In 1985, Dr. Ritch founded the Glaucoma Foundation and has served as Secretary, Medical Director, and Chairman of the Scientific Advisory Board. In 1994, he initiated the annual Optic Nerve Rescue and Regeneration Think Tank, which has attracted numerous successful researchers from other fields into glaucoma research. He also also co-founded the New York Glaucoma Research Institute, a not-for-profit foundation to sponsor clinical research in glaucoma, the alt.support.glaucoma Internet newsgroup, the New York Glaucoma Support and Education Group, and the World Glaucoma Patient Association. He was one of the three organizers of the first annual World Glaucoma Day in 2008. He is co-founder of the Ophthalmic Laser Surgical Society, the New York Glaucoma Society, and the Lindberg Society, an international organization dedicated to the eradication of exfoliation syndrome; the ARVO Host-a-Research Program, the ARVO U.S.-Russia Ophthalmology Task Force, the Von Graefe Society, an international organization dedicated to the study of risk factors for glaucoma other than intraocular pressure.

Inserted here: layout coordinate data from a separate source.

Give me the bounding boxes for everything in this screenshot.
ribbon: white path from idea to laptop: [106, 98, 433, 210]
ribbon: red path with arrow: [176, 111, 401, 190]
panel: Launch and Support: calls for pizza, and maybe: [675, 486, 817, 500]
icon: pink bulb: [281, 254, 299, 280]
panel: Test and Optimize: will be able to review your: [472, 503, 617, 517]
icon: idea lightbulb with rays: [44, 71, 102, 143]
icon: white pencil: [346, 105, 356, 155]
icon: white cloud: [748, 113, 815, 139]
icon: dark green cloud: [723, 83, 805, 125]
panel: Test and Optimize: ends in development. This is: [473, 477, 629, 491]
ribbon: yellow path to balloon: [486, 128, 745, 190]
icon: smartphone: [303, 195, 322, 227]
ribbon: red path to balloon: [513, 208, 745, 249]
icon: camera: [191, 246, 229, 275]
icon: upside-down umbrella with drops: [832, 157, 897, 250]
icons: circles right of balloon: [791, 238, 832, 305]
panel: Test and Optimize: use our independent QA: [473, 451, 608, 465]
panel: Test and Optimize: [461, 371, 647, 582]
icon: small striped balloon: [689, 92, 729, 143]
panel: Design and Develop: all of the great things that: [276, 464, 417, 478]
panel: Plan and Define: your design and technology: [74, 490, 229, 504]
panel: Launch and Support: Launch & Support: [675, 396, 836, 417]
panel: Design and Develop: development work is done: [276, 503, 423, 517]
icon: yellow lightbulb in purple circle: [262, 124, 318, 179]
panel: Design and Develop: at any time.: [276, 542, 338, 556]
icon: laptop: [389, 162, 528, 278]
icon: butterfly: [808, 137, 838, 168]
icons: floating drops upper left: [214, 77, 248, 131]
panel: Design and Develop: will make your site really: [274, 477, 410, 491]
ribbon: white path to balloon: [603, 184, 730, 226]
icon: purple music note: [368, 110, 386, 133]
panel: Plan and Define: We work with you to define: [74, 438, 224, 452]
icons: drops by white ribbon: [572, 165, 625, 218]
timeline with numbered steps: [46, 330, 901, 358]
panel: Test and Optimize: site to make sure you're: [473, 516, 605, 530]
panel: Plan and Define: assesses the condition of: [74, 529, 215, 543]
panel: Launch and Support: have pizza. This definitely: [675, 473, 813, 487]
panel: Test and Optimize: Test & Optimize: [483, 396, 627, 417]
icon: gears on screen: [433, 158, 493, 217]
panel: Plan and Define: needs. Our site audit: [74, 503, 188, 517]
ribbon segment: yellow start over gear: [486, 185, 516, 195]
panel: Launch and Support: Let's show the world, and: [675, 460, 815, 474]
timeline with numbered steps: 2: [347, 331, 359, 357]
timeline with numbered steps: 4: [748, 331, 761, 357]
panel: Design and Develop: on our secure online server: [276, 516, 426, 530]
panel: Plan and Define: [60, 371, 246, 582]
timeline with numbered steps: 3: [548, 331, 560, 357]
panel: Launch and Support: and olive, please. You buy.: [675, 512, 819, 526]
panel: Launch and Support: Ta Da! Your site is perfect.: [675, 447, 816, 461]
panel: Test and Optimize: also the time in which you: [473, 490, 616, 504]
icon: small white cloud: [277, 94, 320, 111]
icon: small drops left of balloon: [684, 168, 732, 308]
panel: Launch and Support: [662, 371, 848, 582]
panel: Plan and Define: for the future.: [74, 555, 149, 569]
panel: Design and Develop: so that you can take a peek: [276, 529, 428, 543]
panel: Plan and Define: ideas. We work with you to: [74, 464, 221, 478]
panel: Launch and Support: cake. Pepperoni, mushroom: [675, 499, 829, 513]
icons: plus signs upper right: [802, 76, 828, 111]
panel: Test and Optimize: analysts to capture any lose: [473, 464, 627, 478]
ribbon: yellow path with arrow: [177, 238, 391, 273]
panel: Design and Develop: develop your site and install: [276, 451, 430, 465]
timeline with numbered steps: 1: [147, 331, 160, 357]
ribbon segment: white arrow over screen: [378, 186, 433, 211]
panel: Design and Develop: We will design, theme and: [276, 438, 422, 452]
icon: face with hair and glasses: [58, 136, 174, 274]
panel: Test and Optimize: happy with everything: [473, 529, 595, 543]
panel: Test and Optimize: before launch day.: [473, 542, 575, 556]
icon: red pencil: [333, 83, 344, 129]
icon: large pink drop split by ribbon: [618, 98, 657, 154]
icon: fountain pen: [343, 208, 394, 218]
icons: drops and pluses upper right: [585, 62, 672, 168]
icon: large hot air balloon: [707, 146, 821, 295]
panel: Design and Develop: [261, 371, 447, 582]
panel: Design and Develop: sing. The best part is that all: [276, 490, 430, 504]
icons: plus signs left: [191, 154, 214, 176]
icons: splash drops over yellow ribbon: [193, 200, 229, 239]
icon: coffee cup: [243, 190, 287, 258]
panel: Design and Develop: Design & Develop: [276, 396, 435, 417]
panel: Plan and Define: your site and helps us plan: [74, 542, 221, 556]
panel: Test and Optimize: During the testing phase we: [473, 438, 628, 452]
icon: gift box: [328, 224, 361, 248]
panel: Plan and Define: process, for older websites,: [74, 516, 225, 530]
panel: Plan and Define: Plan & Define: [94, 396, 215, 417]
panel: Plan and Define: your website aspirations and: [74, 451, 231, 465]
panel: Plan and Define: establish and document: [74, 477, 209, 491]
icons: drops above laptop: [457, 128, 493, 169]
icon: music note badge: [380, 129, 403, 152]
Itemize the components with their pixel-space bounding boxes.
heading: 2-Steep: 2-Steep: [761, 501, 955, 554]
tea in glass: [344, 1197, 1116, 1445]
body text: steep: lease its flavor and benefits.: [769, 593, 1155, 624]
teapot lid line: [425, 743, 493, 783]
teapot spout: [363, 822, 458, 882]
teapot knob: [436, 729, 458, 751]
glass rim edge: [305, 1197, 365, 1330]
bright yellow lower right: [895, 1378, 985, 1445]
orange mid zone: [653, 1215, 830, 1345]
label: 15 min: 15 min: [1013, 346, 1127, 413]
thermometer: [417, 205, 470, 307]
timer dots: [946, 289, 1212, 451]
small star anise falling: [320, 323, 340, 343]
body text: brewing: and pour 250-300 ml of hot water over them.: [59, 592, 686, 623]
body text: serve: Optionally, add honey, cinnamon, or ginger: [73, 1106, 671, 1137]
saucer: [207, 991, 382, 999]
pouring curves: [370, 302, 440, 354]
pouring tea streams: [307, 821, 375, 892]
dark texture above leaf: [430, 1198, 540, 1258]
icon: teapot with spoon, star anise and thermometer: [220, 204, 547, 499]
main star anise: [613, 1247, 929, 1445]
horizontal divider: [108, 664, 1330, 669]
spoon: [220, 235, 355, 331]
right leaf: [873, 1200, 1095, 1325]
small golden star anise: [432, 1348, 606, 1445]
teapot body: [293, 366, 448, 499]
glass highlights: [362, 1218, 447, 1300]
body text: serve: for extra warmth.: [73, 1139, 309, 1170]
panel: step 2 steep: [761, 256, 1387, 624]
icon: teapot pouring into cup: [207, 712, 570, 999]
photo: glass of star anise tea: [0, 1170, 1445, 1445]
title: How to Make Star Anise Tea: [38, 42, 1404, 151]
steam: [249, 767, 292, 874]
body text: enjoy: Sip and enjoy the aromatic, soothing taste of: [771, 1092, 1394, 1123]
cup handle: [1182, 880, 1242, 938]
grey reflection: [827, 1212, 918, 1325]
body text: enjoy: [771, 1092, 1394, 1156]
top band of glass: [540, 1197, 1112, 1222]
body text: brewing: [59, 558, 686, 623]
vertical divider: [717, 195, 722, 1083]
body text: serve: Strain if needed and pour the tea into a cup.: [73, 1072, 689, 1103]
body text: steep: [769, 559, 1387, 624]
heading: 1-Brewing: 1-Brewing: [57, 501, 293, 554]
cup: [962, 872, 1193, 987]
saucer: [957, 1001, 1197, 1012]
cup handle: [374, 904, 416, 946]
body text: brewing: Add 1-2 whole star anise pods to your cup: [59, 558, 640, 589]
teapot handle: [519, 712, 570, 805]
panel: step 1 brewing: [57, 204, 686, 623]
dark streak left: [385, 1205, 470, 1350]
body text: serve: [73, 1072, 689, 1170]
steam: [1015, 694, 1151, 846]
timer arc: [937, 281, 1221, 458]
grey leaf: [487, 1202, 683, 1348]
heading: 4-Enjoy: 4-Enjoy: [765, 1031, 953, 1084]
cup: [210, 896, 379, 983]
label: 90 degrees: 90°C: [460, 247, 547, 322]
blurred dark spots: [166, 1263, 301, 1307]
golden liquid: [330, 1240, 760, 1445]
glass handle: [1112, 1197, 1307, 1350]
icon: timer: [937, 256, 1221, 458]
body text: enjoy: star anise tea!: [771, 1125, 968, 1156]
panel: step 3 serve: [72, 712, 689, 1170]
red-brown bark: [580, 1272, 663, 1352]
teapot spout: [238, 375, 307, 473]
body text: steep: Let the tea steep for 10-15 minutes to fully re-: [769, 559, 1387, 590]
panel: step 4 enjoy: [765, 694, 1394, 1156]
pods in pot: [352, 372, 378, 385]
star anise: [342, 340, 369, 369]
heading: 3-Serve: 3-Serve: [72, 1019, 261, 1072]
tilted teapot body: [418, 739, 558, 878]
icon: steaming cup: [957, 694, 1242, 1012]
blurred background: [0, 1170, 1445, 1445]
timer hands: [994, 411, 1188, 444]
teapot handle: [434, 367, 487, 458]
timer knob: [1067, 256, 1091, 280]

He has trained over 150 clinical and research fellows, many of whom occupy academic positions worldwide. The international training program that he established at the New York Eye and Ear Infirmary of Mount Sinai has hosted over 100 International Council of Ophthalmology fellows and more than 140 observers from over 40 countries. He has worked and lectured extensively at the international level over the last 35 years and has organized many symposia and conferences both in the United States and abroad. He has served as Convener for the Asia-Pacifica Academy of Ophthalmology and the World Ophthalmology Congress several times.